Fw: How does cTAKES work? [EXTERNAL]

Finan, Sean Tue, 17 Dec 2019 07:39:01 -0800

Copy of internal email for devlist archival purposes.

________________________________
From: Finan, Sean
Sent: Tuesday, December 17, 2019 10:08 AM
To: Akram
Subject: Re: How does cTAKES work? [EXTERNAL]

Hi Akram,

To clarify:

There are a lot of ways to run ctakes.

There are a lot of ways to build a ctakes pipeline.

There are a lot of ways to provide ctakes input.

There are a lot of formats for ctakes output.

I never use the CVD.

I never use xml AE files.

I never type or paste clinical text into a gui.

I never use XMI output files.

   (almost never)

However, many people do things differently.

Your workflow just depends upon what information you want and how comfortable 
you are using different input and output formats, etc.

I run ctakes inside my IDE using the PiperFileRunner class.

I run ctakes piper files.

I use directories containing text files as input.

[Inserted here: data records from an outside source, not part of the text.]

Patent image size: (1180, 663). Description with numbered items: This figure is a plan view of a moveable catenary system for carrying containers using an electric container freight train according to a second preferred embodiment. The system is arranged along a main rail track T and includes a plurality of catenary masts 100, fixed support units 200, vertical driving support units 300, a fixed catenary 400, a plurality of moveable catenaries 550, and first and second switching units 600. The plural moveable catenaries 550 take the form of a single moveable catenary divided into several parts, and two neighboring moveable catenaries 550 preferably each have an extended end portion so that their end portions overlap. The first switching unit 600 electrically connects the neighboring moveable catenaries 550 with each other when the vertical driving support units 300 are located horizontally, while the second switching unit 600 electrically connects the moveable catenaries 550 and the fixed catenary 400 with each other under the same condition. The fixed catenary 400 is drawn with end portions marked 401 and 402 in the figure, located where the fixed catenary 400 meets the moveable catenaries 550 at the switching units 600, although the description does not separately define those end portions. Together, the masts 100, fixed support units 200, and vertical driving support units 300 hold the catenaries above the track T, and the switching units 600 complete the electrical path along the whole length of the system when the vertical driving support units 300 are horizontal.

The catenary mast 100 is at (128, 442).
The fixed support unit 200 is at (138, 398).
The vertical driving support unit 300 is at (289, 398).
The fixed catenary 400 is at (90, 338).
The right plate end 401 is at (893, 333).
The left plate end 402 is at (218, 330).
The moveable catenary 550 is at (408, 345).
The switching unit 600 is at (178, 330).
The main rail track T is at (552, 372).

I produce html and custom output types.

   (normally)

For a new developer, I think that you can try this:

1.  In your IDE, navigate through ctakes-clinical-pipeline-res to the directory 
src/main/resources/org/apache/ctakes/clinical/pipeline/

2.  Make a copy of the DefaultFastPipeline.piper .  Call it whatever you want, 
but for now keep it in that directory.

3.  At the end of the piper file, append the line:

writeHtml

4.  If your IDE has a list of available maven profiles, enable the one named 
"runPiperGui"

   I use Intellij and this is extremely easy to do.  You should be able to find 
instructions for your IDE online.

5.  Run the maven compile step.

   If you see errors about glassfish not being found you can ignore them.

   A gui should launch.

   The gui will look mostly empty, but there are instructions in the bottom 
panel.

6.  Follow the instructions in the gui:

A)  Click the top-left button with a Blue Folder and Gear.

   This will open a file chooser to load a piper file.

B)  Navigate to and open your piper file.  See #1 above if you have forgotten 
the location.

   The gui will load your piper file and the upper-right panel will display the 
piper instructions.

C)  In the upper-left panel, fill in the values appropriately.

   a.  Click the little folder icon at the right of the top row named 
"InputDirectory".

      This will open a file chooser.

   b.  Navigate to and open the directory 
ctakes-examples-res/src/main/org/apache/ctakes/examples/notes/annotated/

   c.  Click the little folder icon at the right of the 2nd row named 
"OutputDirectory".

      This will open a file chooser.

   d.  Navigate to and open any directory you want for ctakes output.

   e.  SKIP the line named "LookupXml".

      Leaving this line empty will tell ctakes to use the default dictionary 
and dictionary configuration.

   f.  Enter your umls credentials in the lines named "umlsUser" and "umlsPass".

      You don't use a file chooser for this.  Just click on the empty box and 
type.

      ! make sure that you press the Enter key after you type the username and 
password !

D)  Save your parameters to a .cli file.  Click the button with a green arrow 
pointing down into a box.

      This will open a file chooser.  Save a file with any name you like in any 
directory you like.

E)  Run your pipeline.  Click the button with a green circle and running man.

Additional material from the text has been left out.